EMU Trade Surplus Drops
by Robert Brusca  July 20, 2015

Exports and the EMU trade surplus fell in May. Exports fell by 1.5%. Imports were flat. The trade surplus fell to 21.2 billion euros in May from 23.9 billion euros in April.

Exports fell on a broad front in May with manufacturing exports off by 2.4%. Nonmanufacturing exports rose by 2.4% to buffer the overall drop. Over 12 months, six months and three months, total exports continue to grow at an approximately 5% annualized pace. However, the bellwether, manufacturing exports, are lower, falling at a 1.4% pace over three months.

Imports into the euro area are flat in May after falling by 1.6% in April. But overall imports are showing acceleration as growth steps up from 2.3% over 12 months to 4.6% over six months to 10.0% over three months. Rising imports are a sign of strengthening domestic demand even though they tend to widen the trade deficit or erode the surplus.

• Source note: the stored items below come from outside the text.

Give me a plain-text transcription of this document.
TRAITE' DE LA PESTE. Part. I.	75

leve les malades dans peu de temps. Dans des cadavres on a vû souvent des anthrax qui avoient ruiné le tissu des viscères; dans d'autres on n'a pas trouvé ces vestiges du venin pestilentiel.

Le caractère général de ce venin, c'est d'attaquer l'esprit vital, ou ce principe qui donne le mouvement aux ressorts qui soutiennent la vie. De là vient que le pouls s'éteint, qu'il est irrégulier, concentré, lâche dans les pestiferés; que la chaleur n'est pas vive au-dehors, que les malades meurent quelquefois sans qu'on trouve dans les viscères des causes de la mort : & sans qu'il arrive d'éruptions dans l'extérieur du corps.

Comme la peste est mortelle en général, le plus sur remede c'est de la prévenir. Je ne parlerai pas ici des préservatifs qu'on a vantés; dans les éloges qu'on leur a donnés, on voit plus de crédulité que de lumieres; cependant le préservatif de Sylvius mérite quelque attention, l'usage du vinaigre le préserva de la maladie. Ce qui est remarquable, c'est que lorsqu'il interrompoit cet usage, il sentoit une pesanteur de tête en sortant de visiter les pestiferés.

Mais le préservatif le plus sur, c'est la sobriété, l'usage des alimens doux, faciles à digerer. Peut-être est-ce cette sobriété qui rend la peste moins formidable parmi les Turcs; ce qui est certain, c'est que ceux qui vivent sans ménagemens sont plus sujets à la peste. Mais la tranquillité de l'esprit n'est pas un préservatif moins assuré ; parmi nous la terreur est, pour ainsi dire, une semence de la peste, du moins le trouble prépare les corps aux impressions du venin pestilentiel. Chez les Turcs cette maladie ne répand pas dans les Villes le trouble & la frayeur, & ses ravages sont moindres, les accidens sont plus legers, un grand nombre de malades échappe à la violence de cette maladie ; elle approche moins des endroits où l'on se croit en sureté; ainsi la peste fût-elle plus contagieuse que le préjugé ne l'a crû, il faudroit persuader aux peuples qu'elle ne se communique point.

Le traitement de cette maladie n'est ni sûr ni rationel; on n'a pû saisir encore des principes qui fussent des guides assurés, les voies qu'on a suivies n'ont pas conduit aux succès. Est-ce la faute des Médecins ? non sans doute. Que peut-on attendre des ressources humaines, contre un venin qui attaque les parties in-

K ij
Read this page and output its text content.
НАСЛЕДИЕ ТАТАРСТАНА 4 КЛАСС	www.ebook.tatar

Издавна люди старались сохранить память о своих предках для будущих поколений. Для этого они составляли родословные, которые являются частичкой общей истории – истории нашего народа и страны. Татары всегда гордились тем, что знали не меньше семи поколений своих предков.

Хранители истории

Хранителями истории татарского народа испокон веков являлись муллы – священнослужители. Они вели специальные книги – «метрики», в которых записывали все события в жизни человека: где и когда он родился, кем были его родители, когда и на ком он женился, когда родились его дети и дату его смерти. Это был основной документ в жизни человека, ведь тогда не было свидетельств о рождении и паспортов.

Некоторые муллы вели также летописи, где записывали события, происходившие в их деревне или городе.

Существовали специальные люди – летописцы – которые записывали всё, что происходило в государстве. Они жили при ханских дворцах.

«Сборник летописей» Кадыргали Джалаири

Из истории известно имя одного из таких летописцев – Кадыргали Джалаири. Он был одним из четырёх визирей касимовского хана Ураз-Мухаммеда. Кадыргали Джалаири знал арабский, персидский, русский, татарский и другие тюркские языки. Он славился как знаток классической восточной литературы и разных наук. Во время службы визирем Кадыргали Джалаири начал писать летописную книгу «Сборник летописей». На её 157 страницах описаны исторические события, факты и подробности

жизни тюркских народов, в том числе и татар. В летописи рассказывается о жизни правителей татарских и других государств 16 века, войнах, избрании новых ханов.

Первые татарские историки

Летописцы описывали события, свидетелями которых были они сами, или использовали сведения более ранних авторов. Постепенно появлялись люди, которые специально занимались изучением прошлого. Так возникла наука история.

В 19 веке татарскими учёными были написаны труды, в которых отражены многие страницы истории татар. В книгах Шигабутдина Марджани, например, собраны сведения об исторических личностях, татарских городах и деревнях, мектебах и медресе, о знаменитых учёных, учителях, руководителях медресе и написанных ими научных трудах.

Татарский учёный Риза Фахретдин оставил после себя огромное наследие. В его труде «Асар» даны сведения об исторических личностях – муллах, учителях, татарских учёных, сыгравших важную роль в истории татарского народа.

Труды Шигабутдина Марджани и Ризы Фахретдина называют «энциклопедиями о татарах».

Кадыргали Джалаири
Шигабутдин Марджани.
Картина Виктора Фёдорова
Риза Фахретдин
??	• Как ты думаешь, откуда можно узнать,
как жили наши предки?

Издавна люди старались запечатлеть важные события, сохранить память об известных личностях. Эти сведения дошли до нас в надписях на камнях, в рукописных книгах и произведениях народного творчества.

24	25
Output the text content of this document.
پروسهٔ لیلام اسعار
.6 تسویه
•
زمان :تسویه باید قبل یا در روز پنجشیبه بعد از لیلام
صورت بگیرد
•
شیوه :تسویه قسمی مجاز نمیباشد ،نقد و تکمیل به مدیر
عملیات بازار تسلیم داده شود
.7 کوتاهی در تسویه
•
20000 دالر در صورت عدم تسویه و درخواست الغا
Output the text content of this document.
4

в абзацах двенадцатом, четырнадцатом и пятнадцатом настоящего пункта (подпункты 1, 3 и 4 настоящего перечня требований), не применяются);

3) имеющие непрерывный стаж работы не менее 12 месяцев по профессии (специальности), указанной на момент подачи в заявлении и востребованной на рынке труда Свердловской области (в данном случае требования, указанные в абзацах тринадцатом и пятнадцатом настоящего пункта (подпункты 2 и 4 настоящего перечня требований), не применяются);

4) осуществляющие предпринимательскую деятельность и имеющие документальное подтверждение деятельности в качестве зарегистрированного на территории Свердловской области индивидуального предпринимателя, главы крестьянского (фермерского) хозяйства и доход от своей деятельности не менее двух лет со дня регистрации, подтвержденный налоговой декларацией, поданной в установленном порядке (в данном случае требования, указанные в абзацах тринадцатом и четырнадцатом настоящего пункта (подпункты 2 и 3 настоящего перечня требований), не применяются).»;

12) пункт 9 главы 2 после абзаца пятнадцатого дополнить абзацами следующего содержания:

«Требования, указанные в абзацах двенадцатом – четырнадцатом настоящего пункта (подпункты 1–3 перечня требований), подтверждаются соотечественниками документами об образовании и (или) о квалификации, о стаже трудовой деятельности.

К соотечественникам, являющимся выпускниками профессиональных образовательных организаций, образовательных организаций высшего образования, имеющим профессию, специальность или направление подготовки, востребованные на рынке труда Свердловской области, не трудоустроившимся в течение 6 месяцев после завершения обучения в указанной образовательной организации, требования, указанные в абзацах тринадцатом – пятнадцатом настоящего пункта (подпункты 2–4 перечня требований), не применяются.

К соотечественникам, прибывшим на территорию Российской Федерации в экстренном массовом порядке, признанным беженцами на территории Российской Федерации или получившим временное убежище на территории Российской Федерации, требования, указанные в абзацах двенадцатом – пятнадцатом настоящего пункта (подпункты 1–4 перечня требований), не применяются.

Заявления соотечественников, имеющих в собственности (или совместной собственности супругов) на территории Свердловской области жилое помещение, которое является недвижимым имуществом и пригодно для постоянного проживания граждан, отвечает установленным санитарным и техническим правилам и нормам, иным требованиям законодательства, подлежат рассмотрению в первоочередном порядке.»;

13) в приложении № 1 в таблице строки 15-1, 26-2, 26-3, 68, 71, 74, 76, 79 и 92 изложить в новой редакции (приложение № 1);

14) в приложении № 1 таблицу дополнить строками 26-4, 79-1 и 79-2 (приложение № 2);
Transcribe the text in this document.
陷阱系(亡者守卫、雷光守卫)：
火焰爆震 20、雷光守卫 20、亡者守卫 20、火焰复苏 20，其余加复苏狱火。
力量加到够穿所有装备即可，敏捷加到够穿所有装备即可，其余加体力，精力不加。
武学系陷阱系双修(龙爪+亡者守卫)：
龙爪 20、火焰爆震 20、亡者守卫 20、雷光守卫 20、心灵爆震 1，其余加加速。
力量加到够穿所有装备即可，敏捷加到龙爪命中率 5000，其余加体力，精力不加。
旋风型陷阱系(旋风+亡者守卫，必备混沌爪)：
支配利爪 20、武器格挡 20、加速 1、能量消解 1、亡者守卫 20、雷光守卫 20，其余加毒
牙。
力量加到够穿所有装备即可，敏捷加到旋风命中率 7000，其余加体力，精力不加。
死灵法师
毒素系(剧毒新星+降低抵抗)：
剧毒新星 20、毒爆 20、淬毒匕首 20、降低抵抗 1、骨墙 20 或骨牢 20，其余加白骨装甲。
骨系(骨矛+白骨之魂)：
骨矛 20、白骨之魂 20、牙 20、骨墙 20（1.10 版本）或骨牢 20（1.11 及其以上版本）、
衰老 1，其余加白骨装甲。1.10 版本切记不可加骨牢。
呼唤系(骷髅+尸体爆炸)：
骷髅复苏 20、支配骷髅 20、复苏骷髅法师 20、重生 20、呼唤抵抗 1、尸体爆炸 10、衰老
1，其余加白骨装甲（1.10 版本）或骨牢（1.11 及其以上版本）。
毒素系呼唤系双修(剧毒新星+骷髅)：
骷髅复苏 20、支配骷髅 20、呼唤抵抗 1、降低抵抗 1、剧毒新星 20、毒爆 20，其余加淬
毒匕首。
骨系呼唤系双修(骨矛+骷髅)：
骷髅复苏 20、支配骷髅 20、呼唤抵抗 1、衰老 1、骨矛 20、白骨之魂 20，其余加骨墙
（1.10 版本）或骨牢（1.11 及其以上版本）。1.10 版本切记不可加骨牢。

However, on closer inspection, much of the import strength turns out to be in nonmanufacturing goods. As imports on nonmanufacturing goods rose at a 57% annual rate over three months, that strength masked that manufactured goods imports were falling over three months at a 6% annual rate. Still, manufacturing imports are rising at about a 10% pace over six months and 12 months. As a result, the import picture is in flux and confusing.

By country, exports are accelerating in France and Germany. Exports are growing steadily in Portugal. But the Netherlands and Finland show sharp weakness in exports. These flows mirror the strength of the underlying economies in the EMU.

The country-level results remind us that the exchange rate may be a palliative, but it is not a cure-all. The weak and weakening euro has not succeeded in bringing growth to all the EMU economies. Countries must first have their own houses in order to benefit from a weak exchange rate. Even heavily export-oriented economies need a stable structure at home to exploit trade. They also need export markets that are growing. Since many EMU member country exports stay in the EMU, that is a problem.

Overall the EMU gauges for growth in this report hit a speed bump in May and also over the last three months. Over those periods, manufacturing exports declined along with manufacturing imports. These trends leave us skeptical of the performance of the EMU economy.